Diplomacy in this game has simple, transparent mechanics. There are diplomacy scores which affect the interaction between 'players'; the player with the higher score is likely to get the better end of the bargain, forcing the second player to act against its own interests. I love the 'gamism' here. The only problem is that the human player is not affected by low scores to nearly the same degree; sure, a player's tactics can be blunted, i.e. they can't get a good tech trade, or incite a war, etc. But they won't be forced into a bad trade or a war they weren't prepared for either. The human is at worst at a stalemate when it comes to diplomacy.
This substantial advantage is further accentuated by the fact that diplomacy, unlike a military, cultural, or technological route to victory, has no real maintanance; just a series of techs, a mutually beneficial trade agreements, and some nominal give away every once in a while; diplomacy modifiers rarely see a truly substancial drop due to in game behavior.

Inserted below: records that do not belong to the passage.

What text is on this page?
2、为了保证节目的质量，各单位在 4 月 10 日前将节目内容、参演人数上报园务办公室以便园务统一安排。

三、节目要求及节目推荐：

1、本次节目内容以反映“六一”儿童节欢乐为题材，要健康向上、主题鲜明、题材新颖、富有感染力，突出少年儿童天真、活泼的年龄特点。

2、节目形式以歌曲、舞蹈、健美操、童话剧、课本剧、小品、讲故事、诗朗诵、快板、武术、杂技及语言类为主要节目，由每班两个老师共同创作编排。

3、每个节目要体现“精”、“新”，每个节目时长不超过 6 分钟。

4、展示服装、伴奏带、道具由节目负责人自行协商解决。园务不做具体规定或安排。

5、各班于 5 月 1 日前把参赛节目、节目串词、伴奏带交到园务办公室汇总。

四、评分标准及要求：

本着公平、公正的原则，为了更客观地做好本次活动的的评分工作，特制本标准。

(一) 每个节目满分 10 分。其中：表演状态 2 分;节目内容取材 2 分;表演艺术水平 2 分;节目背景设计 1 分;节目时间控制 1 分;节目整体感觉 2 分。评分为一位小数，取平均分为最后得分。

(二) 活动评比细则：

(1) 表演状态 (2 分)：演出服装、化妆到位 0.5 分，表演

Further, the military and diplomatic paths are all to often complementary, i.e. the use of alliances as a defensive shield until a player is ready to stab said ally in the back, the attempt to maintain peace up until a quick planet strike can be arranged, or manipulating an AI into a declaration of a war it can't fight so that it is both tactically on poor ground and subject to negative diplomacy modifiers. Given the player's already significant tactical superiority, it doesn't really make sense for diplomacy and tactics, two areas where the human excels, to be this complementary. The following suggestions are meant to decouple them somewhat and allow for the possibility of a major downward swing in a diplomacy mod given reasonable player choices; i.e. a more interesting tradeoff.
1) The succesful implementation of a first strike war, i.e. taking one or more key planets from another player within a couple of weeks of a war declaration results in a major diplomatic penalty. The first striker would not have to be the one to declare war to recieve this penalty; it is determined by actual war results. This will make it more likely that the player will be at war with one or more other civilizaitons before it can prepare another planet rush, meaning it won't be able to peacfully get its ships in position. Because a first strike would have already have been carried out, this rewards the hardcore player with greater challenge without overwhelming the newbie with cumbersome new gameplay mechanics; it also helps to avoid false positives that could come with trying to hard to get the AI to preemptivly counter such tactics.
2) Diplomatic and moral penalties for breaking alliances and treaties; recognizing that positive diplomatic modifiers are one of the intended benefits to come from these options, it would make sense to, instead of eliminating such modifiers (and thus create the possibility that an AI would attack and ally, making the alliance practically meaningless), it makes more sense to punish specifically exploitive behavior. So breaking an alliance and economic/research treaty with another player will create a negative diplomatic and (temporary) morale penalty for cumulativly for each alliance/treaty broken. This will encouarge picking such a partner for the longhall, i.e. based on defensive and economic reasons as oppossed to as a short term tactic.
Anyway, its late, and thats all I could think of for now. I invite anyone with similar suggestions or criticisms (especially the devs) to post in this thread. Thanks for putting up with the rambling.